Historia jednego z graczy World of Warcraft, który padł ofiarą tzw. griefingu, wstrząsnęła społecznością produkcji, która zaczyna domagać się od Blizzarda zmian w systemie rajdów.
Gry MMO opierają się głównie na aspekcie społecznym, który to potęguje pozytywne doznania i w większości tytułów stanowi trzon późnych etapów rozgrywki.
Niestety o tym, że obcowanie z innymi graczami może przynieść nie tylko radość i mile spędzony czas, ale również rozczarowanie i smutek, przekonał się boleśnie użytkownik Reddita o ksywce Kinderpin, który podzielił się swoją historią z gry World of Warcraft.
Ów użytkownik wraz z innymi graczami WoW-a brał udział w tzw. raidzie – nie byłoby w tym nic szczególnego, gdyby nie fakt, że nasz bohater został wyrzucony z czasochłonnej wyprawy tuż przed samym jej końcem z powodu… aroganckiego zachowania lidera raidu.
Ten miał w planach bowiem podzielenie się łupem jedynie ze swoim kolegą. Innych graczy zaś wykorzystał jedynie do sprawniejszego osiągnięcia zamierzonego celu.
Przepraszam, mój przyjaciel potrzebuje łupu.
Co jednak najdziwniejsze w całej tej sytuacji, naszemu pokrzywdzonemu bohaterowi wcale nie zależało na skarbach strzeżonych przez bossa, a jedynie na przedmiocie przyznawanym każdemu uczestnikowi rajdu, który go tylko ukończy.
Historia ta mocno poruszyła społeczność WoW-a.
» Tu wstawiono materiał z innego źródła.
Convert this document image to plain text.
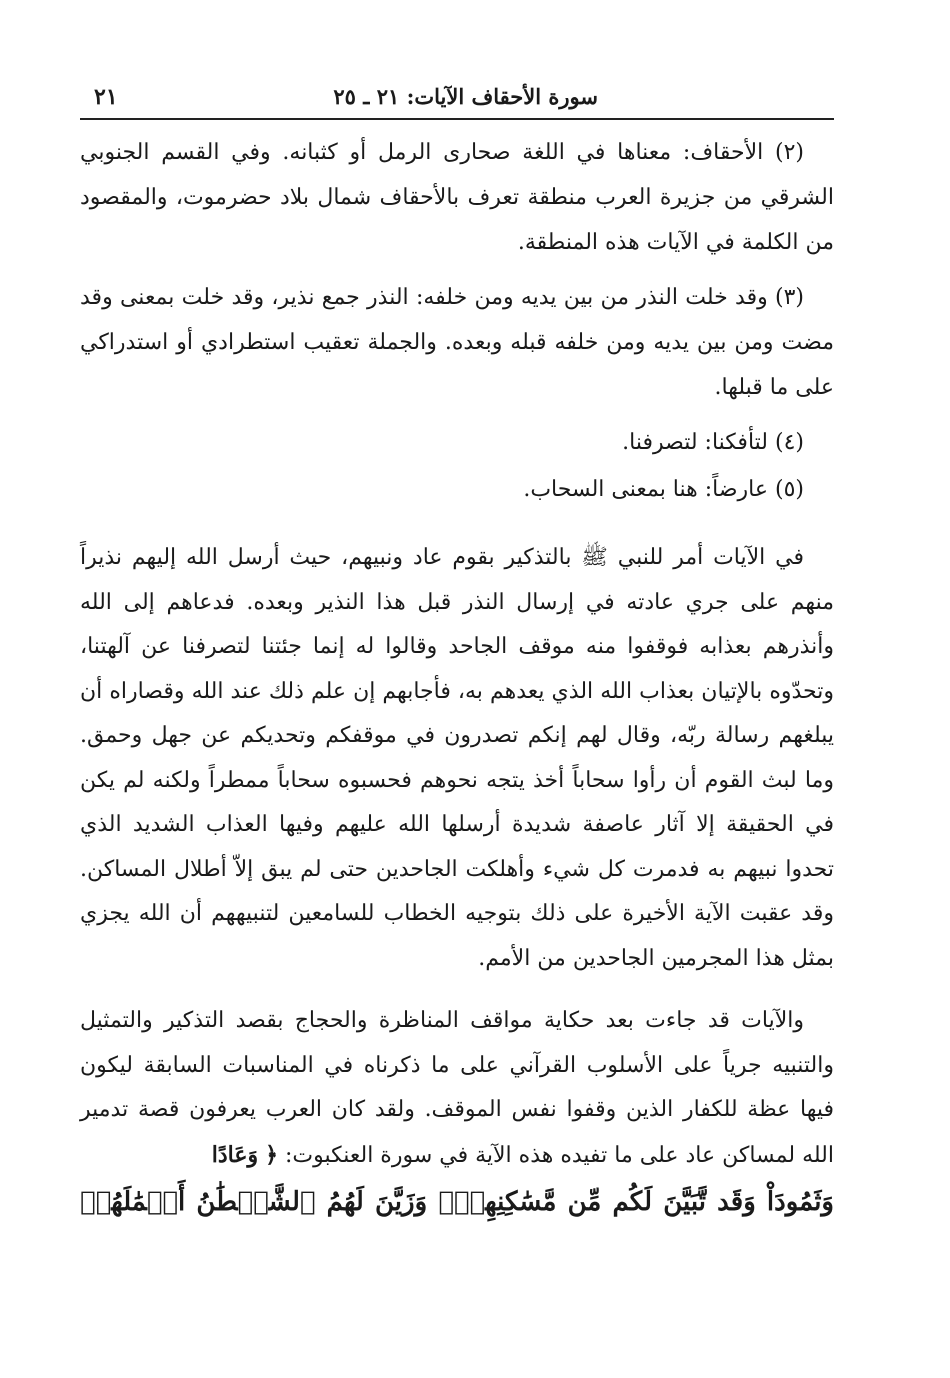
سورة الأحقاف الآيات: ٢١ ـ ٢٥
٢١

(٢) الأحقاف: معناها في اللغة صحارى الرمل أو كثبانه. وفي القسم الجنوبي الشرقي من جزيرة العرب منطقة تعرف بالأحقاف شمال بلاد حضرموت، والمقصود من الكلمة في الآيات هذه المنطقة.

(٣) وقد خلت النذر من بين يديه ومن خلفه: النذر جمع نذير، وقد خلت بمعنى وقد مضت ومن بين يديه ومن خلفه قبله وبعده. والجملة تعقيب استطرادي أو استدراكي على ما قبلها.

(٤) لتأفكنا: لتصرفنا.

(٥) عارضاً: هنا بمعنى السحاب.

في الآيات أمر للنبي ﷺ بالتذكير بقوم عاد ونبيهم، حيث أرسل الله إليهم نذيراً منهم على جري عادته في إرسال النذر قبل هذا النذير وبعده. فدعاهم إلى الله وأنذرهم بعذابه فوقفوا منه موقف الجاحد وقالوا له إنما جئتنا لتصرفنا عن آلهتنا، وتحدّوه بالإتيان بعذاب الله الذي يعدهم به، فأجابهم إن علم ذلك عند الله وقصاراه أن يبلغهم رسالة ربّه، وقال لهم إنكم تصدرون في موقفكم وتحديكم عن جهل وحمق. وما لبث القوم أن رأوا سحاباً أخذ يتجه نحوهم فحسبوه سحاباً ممطراً ولكنه لم يكن في الحقيقة إلا آثار عاصفة شديدة أرسلها الله عليهم وفيها العذاب الشديد الذي تحدوا نبيهم به فدمرت كل شيء وأهلكت الجاحدين حتى لم يبق إلاّ أطلال المساكن. وقد عقبت الآية الأخيرة على ذلك بتوجيه الخطاب للسامعين لتنبيههم أن الله يجزي بمثل هذا المجرمين الجاحدين من الأمم.

والآيات قد جاءت بعد حكاية مواقف المناظرة والحجاج بقصد التذكير والتمثيل والتنبيه جرياً على الأسلوب القرآني على ما ذكرناه في المناسبات السابقة ليكون فيها عظة للكفار الذين وقفوا نفس الموقف. ولقد كان العرب يعرفون قصة تدمير الله لمساكن عاد على ما تفيده هذه الآية في سورة العنكبوت: ﴿ وَعَادًا

وَثَمُودَاْ وَقَد تَّبَيَّنَ لَكُم مِّن مَّسَٰكِنِهِمْۖ وَزَيَّنَ لَهُمُ ٱلشَّيۡطَٰنُ أَعۡمَٰلَهُمۡ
Internauci w zdecydowanej większości domagali się kary dla cynicznego lidera grupy za tzw. griefing, czyli celowe odbieranie przyjemności innym graczom.
Zgłoście go do Blizzarda. To jest toksyczność i rodzaj g***a, przez które ludzie opuszczają grę.
Choć nie jest znany finał tej sprawy, ma ona drugie dno. Część graczy World of Warcraft zwróciła uwagę na wadliwy system rajdów, który w obecnej formule zależy od „widzimisię” liderów wypraw i zdaniem wielu wymaga gruntownej przebudowy.